Perhaps Donald Trump is more like the original fire eater, South Carolina’s Robert Barnwell Rhett, whose vitriol, charisma, and passions of hate led the state into secession, breaking the Union. So intemperate and obstinate in his views, the state refused to elect Rhett to the Confederate senate, fearing his dysfunction would affect the body, blocking reason and logic from solving the significant problems the new Confederation faced in waging a multi-state war with an empty treasury, bonded only by their “no” to legislative actions that had not yet been passed!
We see the “no” today when 16% of Trump supporters in SC (10% of all polled!) openly say for the public record that whites are a superior race.
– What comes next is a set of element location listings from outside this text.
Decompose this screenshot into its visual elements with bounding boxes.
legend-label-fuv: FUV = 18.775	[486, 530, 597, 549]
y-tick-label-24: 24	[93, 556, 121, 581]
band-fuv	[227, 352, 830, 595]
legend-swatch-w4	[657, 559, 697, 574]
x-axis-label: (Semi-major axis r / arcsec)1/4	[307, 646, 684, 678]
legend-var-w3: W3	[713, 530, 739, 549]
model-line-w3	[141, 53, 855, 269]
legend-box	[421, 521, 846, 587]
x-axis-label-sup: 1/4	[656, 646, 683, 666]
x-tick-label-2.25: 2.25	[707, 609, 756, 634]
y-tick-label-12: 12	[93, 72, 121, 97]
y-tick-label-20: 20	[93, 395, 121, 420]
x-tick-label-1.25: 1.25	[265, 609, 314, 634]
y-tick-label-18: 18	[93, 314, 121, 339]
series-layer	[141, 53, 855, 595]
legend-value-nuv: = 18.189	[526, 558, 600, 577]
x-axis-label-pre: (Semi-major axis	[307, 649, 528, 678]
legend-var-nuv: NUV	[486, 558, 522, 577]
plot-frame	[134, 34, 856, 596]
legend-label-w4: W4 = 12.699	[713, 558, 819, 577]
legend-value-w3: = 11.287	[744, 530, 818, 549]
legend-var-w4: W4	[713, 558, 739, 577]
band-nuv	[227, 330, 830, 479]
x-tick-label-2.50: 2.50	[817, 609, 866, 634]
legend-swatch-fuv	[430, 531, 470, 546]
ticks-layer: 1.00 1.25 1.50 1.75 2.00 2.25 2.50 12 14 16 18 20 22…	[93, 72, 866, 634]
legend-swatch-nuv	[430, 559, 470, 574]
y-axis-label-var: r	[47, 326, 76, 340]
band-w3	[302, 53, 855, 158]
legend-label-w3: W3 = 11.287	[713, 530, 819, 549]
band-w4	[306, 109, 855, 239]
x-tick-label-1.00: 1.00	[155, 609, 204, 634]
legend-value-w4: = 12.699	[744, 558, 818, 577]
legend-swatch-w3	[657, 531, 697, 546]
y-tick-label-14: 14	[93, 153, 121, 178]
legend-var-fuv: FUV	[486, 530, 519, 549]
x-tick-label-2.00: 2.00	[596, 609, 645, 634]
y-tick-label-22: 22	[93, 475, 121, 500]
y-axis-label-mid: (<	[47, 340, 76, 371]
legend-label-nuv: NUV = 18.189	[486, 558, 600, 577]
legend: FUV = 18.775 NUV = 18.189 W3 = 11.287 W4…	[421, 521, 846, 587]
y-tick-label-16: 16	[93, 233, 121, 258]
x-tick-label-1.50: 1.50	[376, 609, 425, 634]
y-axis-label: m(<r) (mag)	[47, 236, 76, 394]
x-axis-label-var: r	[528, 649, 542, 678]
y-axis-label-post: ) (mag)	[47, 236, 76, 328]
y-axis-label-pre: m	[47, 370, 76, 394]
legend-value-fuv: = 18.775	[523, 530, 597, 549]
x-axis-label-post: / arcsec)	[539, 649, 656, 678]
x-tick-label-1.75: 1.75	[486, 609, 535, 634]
We see the same “no” in the advance refusal to consider the President’s nominee to the Supreme Court before he or she is offered in name.
The parallels in slavery to white supremacy are obvious, indisputable in a state where a young adult entered a historic church to kill nine of its members, after having prayed with them. We see the “no” in comments that said black Christians should have been suspicious of his attendance rather than welcoming, in the remarks of a SC legislator who blamed the victims for not putting up a fight–in Jeb getting wrong the name of the church (he called it Bethel yesterday; its name is Emanuel).
We find the “no” alive in the robo-calls of white supremacists for Trump in Iowa. He may be more Robert B. Rhett than Andrew Jackson.
Donald Trump’s Secret? Channeling Andrew Jackson – The New York Times http://nyti.ms/1R7KT1g
~~Is there any other white Southern demagogue who you’d compare Trump to for cheap political points? Tillman, Bilbo, Wallace?
“Cheap?” Humm. When does white supremacy becomes “expensive” and to whom? Only the stupid fail to know Wallace openly recanted his views and practices–he then turned to appoint more blacks to official positions in government and commissions than any other governor, after traveling to churches throughout Alabama to make public confession and amends for his racism and his prior abuse of power against equality in defense of supremacy and segregation.
When Trump (who routinely expels Muslims from his events!) told an all-white crowd in Alabama to “get him out,” and a mob set on a black protester who was knocked to the ground, punched, and kicked in the face; Tillman, who once carried in his front pants pocket the severed, cut-off finger of a black lynched by a SC mob, offers a comparison that seems priceless.
And where are you on the question of “whites as a superior race”? Are you here or “there”?
To sane readers, don’t be deflected; this note, my description of Trump’s tactics, from previous Times comments.
Trump offers in his xenophobic, misogynistic world view of glad, sad, weak, and bad “bourgeois influence” to voters; that through him, their voices will be heard in the mainstream not in the margins.
He target twin foes: the elite class and working class families of color; his nativist rhetoric is vested in the displacement of others. Trump is not a rejection of the GOP establishment, but an outgrowth of its changing form.
Remember empty wagons lack substance!
~~We Virginians who think the Old Dominion made its worst-ever mistake in 1861 love to look down our once-patrician, gin-blossomed Jeffersonian noses at you South Carolinians for starting the mess. I concede that our local fire-eater, Edmund Ruffin (Google him to see the face of fanaticism), did pull the first lanyard to attack Fort Sumpter.
Thus I’m really impressed by South Carolina’s belief that Rhett was “So intemperate and obstinate in his views, the state refused to elect [him] to the Confederate senate.”
That’s good news of a sort. Perhaps the Old South can sometimes come to its senses, after trying everything else first. Trump is a disaster waiting to happen, though I consider Cruz an even greater evil, a theocrat right out of Atwood’s Handmaid’s Tale. Time and demographics may finally wrench we Southerners into sense and the current century. I hope.